At this time, published guidance on the issue is not contemplated. Based on our analysis of existing authorities, we conclude that the position reflected in McLennan, Browning, and similar case law generally applies. There may be unusual circumstances in which it would be appropriate to recharacterize a payment of cash or property that was, in form, a charitable contribution as, in substance, a satisfaction of tax liability. Generally, however, a state or local tax benefit is treated for federal tax purposes as a reduction or potential reduction in tax liability. As such, it is reflected in a reduced deduction for the payment of state or local tax under § 164, not as consideration that might constitute a quid pro quo, for purposes of § 170, or an amount realized includible in income, for purposes of §§ 61 and 1001. See, e.g., Rev. Rul. 79-315, 1979-2 C.B. 27, Holding (3) (the amount of a state tax rebate credited against tax is neither included in income nor allowable as a deduction under § 164); Snyder v. Commissioner, 894 F.2d 1337 (6th Cir. 1990) (unpublished opinion), 1990 WL 6953, 1990 U.S. App. LEXIS 1603 (state tax reductions granted to horse-racing track that makes capital improvements are not income but simply reduce deductible tax liabilities). In this respect, we see no reason under McLennan, Browning, and similar case law to distinguish between the value of a state tax deduction, and the value of a state tax credit, or to draw a bright-line distinction based on the amount of the tax benefit in question.

Similarly, the fact that the excess charitable credits in the instant case could be carried over -- or, in the case of contributions to the W Fund, transferred to other taxpayers -- does not, in our view, change the characterization of the credit from a reduction or potential reduction in liability to consideration received in return for the charitable contribution.

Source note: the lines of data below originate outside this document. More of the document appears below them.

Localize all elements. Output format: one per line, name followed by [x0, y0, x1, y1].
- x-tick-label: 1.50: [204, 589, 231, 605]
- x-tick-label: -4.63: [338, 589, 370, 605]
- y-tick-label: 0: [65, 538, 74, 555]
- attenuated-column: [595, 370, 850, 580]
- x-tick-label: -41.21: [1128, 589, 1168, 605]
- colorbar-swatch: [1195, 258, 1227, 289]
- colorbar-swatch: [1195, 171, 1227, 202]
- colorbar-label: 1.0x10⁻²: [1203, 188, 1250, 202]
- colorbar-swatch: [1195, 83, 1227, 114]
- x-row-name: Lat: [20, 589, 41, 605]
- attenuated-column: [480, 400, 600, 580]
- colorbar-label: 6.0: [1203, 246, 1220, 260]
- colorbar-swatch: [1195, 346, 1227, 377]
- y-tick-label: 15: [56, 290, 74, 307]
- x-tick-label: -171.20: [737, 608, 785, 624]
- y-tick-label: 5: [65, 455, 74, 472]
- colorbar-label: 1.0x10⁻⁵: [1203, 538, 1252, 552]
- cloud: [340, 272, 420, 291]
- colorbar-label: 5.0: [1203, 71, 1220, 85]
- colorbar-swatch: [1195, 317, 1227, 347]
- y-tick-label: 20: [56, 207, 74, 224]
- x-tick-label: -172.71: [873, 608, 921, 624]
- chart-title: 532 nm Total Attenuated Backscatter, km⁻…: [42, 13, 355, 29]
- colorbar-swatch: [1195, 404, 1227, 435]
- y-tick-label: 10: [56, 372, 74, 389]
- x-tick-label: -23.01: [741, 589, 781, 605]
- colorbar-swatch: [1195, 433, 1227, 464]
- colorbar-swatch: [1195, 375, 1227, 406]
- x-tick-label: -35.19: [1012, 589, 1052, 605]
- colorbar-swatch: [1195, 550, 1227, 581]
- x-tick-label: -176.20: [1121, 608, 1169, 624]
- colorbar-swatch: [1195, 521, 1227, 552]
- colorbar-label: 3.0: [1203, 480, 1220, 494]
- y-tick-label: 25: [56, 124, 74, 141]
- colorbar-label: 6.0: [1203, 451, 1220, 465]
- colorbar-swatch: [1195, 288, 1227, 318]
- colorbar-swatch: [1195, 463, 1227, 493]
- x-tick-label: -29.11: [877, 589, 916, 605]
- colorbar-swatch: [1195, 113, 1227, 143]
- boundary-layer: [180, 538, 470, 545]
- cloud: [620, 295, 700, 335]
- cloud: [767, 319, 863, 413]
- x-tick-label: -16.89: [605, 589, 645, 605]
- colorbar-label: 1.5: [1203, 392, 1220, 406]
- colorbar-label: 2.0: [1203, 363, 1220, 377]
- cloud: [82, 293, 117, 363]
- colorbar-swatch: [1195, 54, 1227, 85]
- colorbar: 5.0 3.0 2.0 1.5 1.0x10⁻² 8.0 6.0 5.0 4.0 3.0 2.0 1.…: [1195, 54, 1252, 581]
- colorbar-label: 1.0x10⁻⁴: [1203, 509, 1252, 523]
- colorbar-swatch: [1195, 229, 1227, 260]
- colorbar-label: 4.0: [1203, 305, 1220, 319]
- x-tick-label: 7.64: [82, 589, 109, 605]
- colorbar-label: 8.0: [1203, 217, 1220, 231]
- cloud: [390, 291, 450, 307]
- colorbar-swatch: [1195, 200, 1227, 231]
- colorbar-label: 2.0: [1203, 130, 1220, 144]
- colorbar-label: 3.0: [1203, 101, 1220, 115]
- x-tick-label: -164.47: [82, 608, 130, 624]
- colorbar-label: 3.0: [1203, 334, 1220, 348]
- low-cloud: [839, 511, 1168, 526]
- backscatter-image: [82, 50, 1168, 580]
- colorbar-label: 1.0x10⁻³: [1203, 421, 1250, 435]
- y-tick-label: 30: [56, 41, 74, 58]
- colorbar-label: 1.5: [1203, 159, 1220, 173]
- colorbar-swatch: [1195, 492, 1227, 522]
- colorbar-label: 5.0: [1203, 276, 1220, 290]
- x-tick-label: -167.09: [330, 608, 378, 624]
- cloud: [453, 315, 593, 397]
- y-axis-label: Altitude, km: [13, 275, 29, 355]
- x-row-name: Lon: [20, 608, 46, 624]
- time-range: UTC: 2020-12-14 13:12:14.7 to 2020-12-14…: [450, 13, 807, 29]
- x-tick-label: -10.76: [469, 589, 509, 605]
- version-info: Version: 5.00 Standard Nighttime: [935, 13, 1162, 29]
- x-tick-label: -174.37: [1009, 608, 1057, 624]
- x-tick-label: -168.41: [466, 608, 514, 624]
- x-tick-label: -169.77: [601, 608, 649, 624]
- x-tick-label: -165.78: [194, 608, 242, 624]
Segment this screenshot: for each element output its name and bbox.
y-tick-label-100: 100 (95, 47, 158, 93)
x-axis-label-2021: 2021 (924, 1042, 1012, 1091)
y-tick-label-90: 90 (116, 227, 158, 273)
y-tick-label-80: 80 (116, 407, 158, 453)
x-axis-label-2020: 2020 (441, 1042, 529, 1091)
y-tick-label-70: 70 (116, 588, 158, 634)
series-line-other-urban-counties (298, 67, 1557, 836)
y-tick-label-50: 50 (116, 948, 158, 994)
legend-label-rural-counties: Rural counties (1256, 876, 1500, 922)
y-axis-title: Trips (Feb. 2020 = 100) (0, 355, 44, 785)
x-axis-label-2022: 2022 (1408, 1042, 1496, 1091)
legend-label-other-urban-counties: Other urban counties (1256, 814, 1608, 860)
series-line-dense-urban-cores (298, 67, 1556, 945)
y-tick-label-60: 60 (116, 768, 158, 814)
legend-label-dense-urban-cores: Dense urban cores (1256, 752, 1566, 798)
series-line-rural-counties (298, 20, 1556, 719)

If, as occurred in the instant case, a portion of the credit is sold to another taxpayer, the proceeds are an amount realized from the disposition of the credit, a zero-basis asset in the taxpayers' hands. The proceeds of selling the credit do not reduce the taxpayer's deduction under § 170 and, to the extent the contribution was of property, the proceeds of selling the credit cannot be treated as an amount realized from a disposition of the contributed property, a treatment that would be inconsistent with the premise that the property was donated, not sold.

Accordingly, in the instant case Taxpayers may take a § 170 deduction for the full amount of their charitable contributions of cash and appreciated stock, assuming the requirements of § 170 are otherwise met. Taxpayers are not entitled to a § 164 deduction for the amount of the state tax credit used to offset their State tax liability. The $m Taxpayers received in return for the transfer of excess State tax credits does not reduce Taxpayers § 170 deduction, but is instead includable in income as an amount realized from the sale of the credits.

 

CASE DEVELOPMENT, HAZARDS AND OTHER CONSIDERATIONS

 

 

This writing may contain privileged information. Any unauthorized disclosure of this writing may undermine our ability to protect the privileged information. If disclosure is determined to be necessary, please contact this office for our views.

Please call Justin G. Meeks at (202) 622-5020 if you have any further questions.

 

FOOTNOTE

 

 

1 The taxpayers also used the $n in State tax credits carried forward from Year 1 to offset their Year 2 State tax liability.